В столичных округах всегда тихо и спокойно, поэтому жители этих краев обычно и не подозревают о творящихся в других селениях и городах разбоях. Короли создают покой и рьяно защищают столицу, а деревни, что расположены поодаль, лишь обкладывают налогами, и их жители порой даже не знают, как выглядит правящий ими человек. Солдаты, чьим призванием изначально являлась защита людей, из-за отсутствия иных занятий и должной дисциплины в своих нестройных рядах стали одной из главных и устрашающих угроз для простых людей в городах. Они обирали торговцев, обкладывая их придуманными ими же податями, разграбляли дома, насиловали женщин, что были им привлекательны.

Но в Соари всегда царило умиротворение, а солнечные поля трепещущих на ветру подсолнухов никогда не становились свидетелями кровопролития и жестокости. Разбойники не решались зверствовать в такой близи от столицы, а стражи в крошечной деревне никогда и не было, поэтому с юных лет окруженной теплыми и приветливыми людьми Даше сейчас все открывающиеся ей стороны жизни родного королевства и населяющих его людей казались лишь грезой, кошмарным сном, но никак не живой действительностью. Хотелось спрятаться, закрыться и навсегда забыть эти часы, когда весь ее привычный мир рушился, а она ничего не могла сделать, позволяя жизни и собственной душе разлететься на множество крошечных осколков, что уже никогда не удастся вновь собрать воедино.

Проведя рукой по волосам и еще больше взъерошив их, Даша вздохнула, сгоняя остатки беспокойного сна, полного страха и тревоги, и поднялась с постели. Вереска в комнате не оказалось, и, переодевшись, девушка вышла в ту часть дома, что совмещала в себе кухню и столовую, надеясь, что сегодня жар у Лорэнтиу спал. Однако посла в комнате не оказалось, а постилка, на которой его устроил лекарь, свернутая покоилась возле стены в углу. Ощутив свернувшийся в груди противный ком нехорошего предчувствия, Даша испугано выбежала на крыльцо, поймав на себе удивленный взгляд занесшего над поленом топор Вереска.

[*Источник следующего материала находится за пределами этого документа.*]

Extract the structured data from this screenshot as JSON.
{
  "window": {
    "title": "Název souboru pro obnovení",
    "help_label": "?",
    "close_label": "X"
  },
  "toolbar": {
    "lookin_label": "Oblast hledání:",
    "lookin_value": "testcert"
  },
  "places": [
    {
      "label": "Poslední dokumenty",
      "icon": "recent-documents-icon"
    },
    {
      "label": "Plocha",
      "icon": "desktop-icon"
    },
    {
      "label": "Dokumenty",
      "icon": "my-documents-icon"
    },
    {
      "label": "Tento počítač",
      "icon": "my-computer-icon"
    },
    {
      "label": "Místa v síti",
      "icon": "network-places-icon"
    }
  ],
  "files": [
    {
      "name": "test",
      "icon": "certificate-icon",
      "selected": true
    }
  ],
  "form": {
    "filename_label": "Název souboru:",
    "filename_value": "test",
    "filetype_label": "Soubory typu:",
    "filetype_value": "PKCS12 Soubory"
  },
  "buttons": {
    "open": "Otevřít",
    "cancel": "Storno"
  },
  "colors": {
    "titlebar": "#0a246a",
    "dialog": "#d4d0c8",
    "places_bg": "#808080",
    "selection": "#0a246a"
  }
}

— Доброе утро, — ласково улыбнулся ей юноша. — Прости, что шумлю.

— А где Лорэнтиу? — взволнованно спросила Даша, оглядываясь.

— Ушел на озеро, — ответил появившийся из-за дома Дзин. — Я в восхищении перед вашим другом. Очень стойкий юноша. Так скоро прийти в сознание после падения, я немало был удивлен, когда сегодня утром обнаружил его не в постели, а на улице. Думаю, если так дальше пойдет, то окончательно он поправится через пару недель. И коли ваше желание отправиться дальше по-прежнему будет так же сильно, то сможете без опаски пускаться в дорогу. И все-таки терпение его восхитительно. Если хочешь увидеть своего друга, спустись по той тропинке, — он указал рукой направление, — и вскоре выйдешь к озеру.

— Будь осторожна, Даша! — прокричал ей вслед Вереск.

Подхватив полы одежды, девушка поспешила вниз по узкой тропинке, иногда совсем теряющейся среди густой поросли травы. В одном месте дорога шла под откос, и Даша замедлила шаг, боясь споткнуться об невидимые ее взору корни деревьев или полузакрытые в землю небольшие камни. Вероятно, это тоже озеро, в которое они упали, только до этого Дзин вел их совсем другой дорогой, а быть может просто из-за темноты и тревоги за юношу она не смогла толком запомнить их путь. Однако сейчас ее больше волновало не это, а боль Лорэнтиу, что ему в очередной раз приходится переживать по ее вине.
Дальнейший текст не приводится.